The mistake cost the city's unemployment fund millions of dollars in anticipated revenues, said Ivanhoe Donaldson, deputy mayor for economic development.
The 1978 law approved by the City Council increased the unemployment tax rate paid by employers to increase revenue for the fund. But because of the accounting method required by the law, the new tax, called the solvency tax, ended up giving individual employers a tax credit that had the effect of reducing revenues into the fund, said Donaldson.
Donaldson previously headed the city's Department of Employment Services, which helps administer the fund.
"We got even less revenue than before the solvency tax," Donaldson said.
John R. Tydings, executive vice president of the Greater Washington Board of Trade, said the defective wording in the legislation was a "quirk" that undermined the goal of increasing revenue. "I don't think any of us had foreseen that occurring," Tydings said.
Donaldson said the declining revenue was detected in 1980. When city officials confirmed that the revenue loss was being caused by the wording of the solvency tax law, an emergency unemployment compensation tax measure was passed by the council in 1981 and corrected the problem.
The unexpected loss of revenue from the solvency tax and the high unemployment of the last couple of years are the two main reasons that the fund continues to be heavily in debt, according to Donaldson and other city officials. The fund's total debt is now nearly $60 million. Another factor is the city's liberal unemployment benefits, which are among the highest in the country, Donaldson said.

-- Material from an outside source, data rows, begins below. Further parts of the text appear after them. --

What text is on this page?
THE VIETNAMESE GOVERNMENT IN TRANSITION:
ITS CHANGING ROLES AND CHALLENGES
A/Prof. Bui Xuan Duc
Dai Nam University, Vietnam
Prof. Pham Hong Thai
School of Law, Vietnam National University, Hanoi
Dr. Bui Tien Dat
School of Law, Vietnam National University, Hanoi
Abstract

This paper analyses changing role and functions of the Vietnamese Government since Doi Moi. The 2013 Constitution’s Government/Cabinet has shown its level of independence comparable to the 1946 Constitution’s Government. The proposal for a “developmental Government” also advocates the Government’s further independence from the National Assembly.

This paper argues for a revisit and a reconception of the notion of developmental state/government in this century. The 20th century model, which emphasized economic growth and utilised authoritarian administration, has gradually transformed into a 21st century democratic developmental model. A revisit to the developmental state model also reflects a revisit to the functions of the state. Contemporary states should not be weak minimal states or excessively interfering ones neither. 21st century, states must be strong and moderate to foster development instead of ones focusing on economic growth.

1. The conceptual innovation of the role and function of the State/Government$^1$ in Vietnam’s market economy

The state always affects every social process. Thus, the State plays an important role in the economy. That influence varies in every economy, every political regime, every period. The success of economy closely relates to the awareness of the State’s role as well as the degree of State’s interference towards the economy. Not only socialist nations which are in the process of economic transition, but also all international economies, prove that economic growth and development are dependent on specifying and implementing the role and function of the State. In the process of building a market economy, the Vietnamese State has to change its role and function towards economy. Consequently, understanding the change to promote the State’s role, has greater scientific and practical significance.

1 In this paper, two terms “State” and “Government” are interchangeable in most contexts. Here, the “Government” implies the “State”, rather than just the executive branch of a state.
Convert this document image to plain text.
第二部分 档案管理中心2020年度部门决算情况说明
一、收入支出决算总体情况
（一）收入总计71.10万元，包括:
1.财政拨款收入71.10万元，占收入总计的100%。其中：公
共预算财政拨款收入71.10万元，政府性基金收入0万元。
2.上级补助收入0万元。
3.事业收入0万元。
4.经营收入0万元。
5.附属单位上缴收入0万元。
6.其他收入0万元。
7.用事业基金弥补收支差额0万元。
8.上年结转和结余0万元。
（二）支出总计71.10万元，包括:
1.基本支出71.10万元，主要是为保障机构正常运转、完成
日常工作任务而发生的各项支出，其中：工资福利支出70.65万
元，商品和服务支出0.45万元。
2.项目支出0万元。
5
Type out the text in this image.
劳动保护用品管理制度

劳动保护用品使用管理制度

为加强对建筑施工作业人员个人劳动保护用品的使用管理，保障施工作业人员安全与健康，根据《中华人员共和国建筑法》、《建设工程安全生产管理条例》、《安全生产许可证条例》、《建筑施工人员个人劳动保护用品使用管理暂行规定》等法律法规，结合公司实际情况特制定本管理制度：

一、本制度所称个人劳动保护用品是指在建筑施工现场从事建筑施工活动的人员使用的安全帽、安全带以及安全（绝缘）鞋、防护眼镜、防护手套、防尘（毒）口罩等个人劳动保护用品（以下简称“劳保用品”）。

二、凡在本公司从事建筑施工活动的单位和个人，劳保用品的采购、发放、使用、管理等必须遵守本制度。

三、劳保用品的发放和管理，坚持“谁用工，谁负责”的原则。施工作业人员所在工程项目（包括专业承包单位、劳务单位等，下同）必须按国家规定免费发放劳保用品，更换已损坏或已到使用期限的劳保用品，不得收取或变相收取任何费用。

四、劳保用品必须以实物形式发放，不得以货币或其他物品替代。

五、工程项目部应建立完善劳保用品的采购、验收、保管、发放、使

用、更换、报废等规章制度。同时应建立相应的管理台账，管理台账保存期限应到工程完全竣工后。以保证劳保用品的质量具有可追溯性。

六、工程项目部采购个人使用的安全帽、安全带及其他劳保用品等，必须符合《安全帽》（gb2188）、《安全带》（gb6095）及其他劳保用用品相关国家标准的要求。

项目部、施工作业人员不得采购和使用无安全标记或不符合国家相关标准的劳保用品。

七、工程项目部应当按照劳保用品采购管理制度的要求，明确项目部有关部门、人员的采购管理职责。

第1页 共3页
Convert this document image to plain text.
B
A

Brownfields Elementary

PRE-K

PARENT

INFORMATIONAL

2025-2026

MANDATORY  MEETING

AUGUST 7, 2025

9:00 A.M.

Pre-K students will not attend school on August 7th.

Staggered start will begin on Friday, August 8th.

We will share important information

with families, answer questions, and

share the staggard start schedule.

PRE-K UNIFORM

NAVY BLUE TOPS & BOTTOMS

The debt has forced Barry to ask the City Council to approve a new unemployment compensation bill that would cut benefits to jobless workers and further increase unemployment taxes paid by businesses. The council is expected to adopt the proposal when it comes up for a vote next Tuesday.
While key labor officials have joined business leaders in supporting the proposed changes, a separate dispute has developed over whether the Barry administration fully involved union officials in the discussions that led to the mayor's proposal.
Joslyn N. Williams, head of the Metropolitan Washington Council AFL-CIO and a supporter of Barry's reelection, said the administration failed to fulfil a promise to consult with labor about the proposal.
"We gave union support to the mayor" in last year's election, Williams said. "It's not too much to ask that we be treated with a little courtesy and dignity," Williams said.
Tydings confirmed that he and other business officials were consulted in advance about the proposed changes.
At a news conference last week, Barry said that union officials had been invited on at least six occasions to discuss the proposed changes with city officials.
Williams said the only meeting took place last November when he and other union officials were briefed on the fund's deficit by city employes.
Subsequently, however, labor groups were able to get changes in the proposal that would establish a commission to study the fund's problems and provide that the law would expire in 1985.